The entry chances are below and hopefully pretty easy (first time using Rafflecopter!).  Karie can do all sorts of stuff.  Today she told me that she did one that was more 'girly' on one side and 'boyish' on the other so when mom was cooking with one child for special time together, they could choose the appropriate side!  Brilliant!  I hope that whoever wins sends me a picture of their cutie wearing the set!!!!


a Rafflecopter giveaway


Monday, December 3, 2012

Winner!

The Kyrgyzstan Christmas Challenge is over, but money keeps coming and can CERTAINLY be used!  Thank you, thank you, thank you to all who donated in Matthew's memory!  The $500 for my part was raised, and John and Luke will be 'pieing' me as a result.  Oy.  All worth it, though!
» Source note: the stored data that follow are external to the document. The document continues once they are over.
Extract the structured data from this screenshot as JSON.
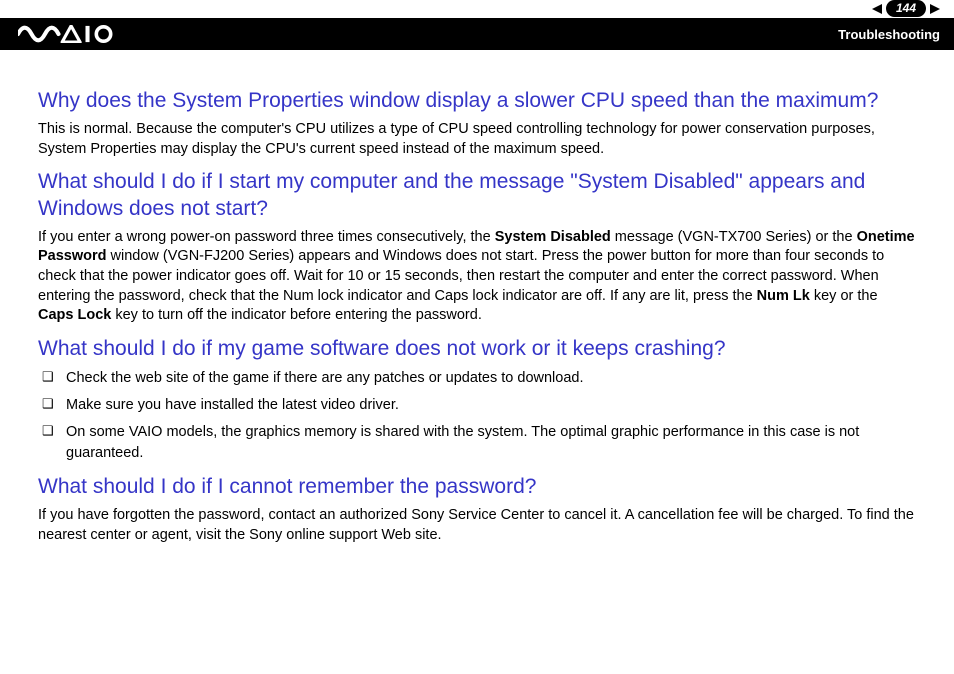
{
  "header": {
    "page_number": "144",
    "section": "Troubleshooting",
    "logo_alt": "VAIO"
  },
  "content": {
    "q1": "Why does the System Properties window display a slower CPU speed than the maximum?",
    "a1": "This is normal. Because the computer's CPU utilizes a type of CPU speed controlling technology for power conservation purposes, System Properties may display the CPU's current speed instead of the maximum speed.",
    "q2": "What should I do if I start my computer and the message \"System Disabled\" appears and Windows does not start?",
    "a2_pre": "If you enter a wrong power-on password three times consecutively, the ",
    "a2_b1": "System Disabled",
    "a2_mid1": " message (VGN-TX700 Series) or the ",
    "a2_b2": "Onetime Password",
    "a2_mid2": " window (VGN-FJ200 Series) appears and Windows does not start. Press the power button for more than four seconds to check that the power indicator goes off. Wait for 10 or 15 seconds, then restart the computer and enter the correct password. When entering the password, check that the Num lock indicator and Caps lock indicator are off. If any are lit, press the ",
    "a2_b3": "Num Lk",
    "a2_mid3": " key or the ",
    "a2_b4": "Caps Lock",
    "a2_post": " key to turn off the indicator before entering the password.",
    "q3": "What should I do if my game software does not work or it keeps crashing?",
    "bullets": [
      "Check the web site of the game if there are any patches or updates to download.",
      "Make sure you have installed the latest video driver.",
      "On some VAIO models, the graphics memory is shared with the system. The optimal graphic performance in this case is not guaranteed."
    ],
    "q4": "What should I do if I cannot remember the password?",
    "a4": "If you have forgotten the password, contact an authorized Sony Service Center to cancel it. A cancellation fee will be charged. To find the nearest center or agent, visit the Sony online support Web site."
  }
}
Luke drew the winner of the awesome cosmetic bag from my precious friend at Two Kwik Quilters, and it was another sweet friend, Erin!

Believe it or not, a year ago, Luke drew Erin's name for last year's giveaway!  I think he's sweet on her!  I don't blame him, though, because she IS sweet, and I couldn't be happier that she won.  Again.


Wildman's hair...and yes, that is Thomas on tv in the background.  Luke is on an anti-daddy kick, so whatever gets him to spend some time with Daddy....the boy loves trains!!!


Another sweet friend, Rhonda, is sponsoring a Scentsy party online—and 100% of the proceeds (ALL of them, folks!) will go to the orphanages in Kyrgyzstan!  Please consider going here if you are in the Scentsy market for the holidays...it was a very generous offer on her part and as always, I am just humbled at how supportive people are of us.


Thank you friends.  

There's a lot going on and it's a tough but beautiful time of year, so my emotions are up, down, left and right.

But I'm grateful for so much.  Thank you.

More giveaways to come...I always have believed it's more fun to give than to receive.  I am SO excited about the upcoming one.  Get ready...it's CUTE, CUTE, CUTE!!!

Congrats again, sweet Erin!  Enjoy your bag!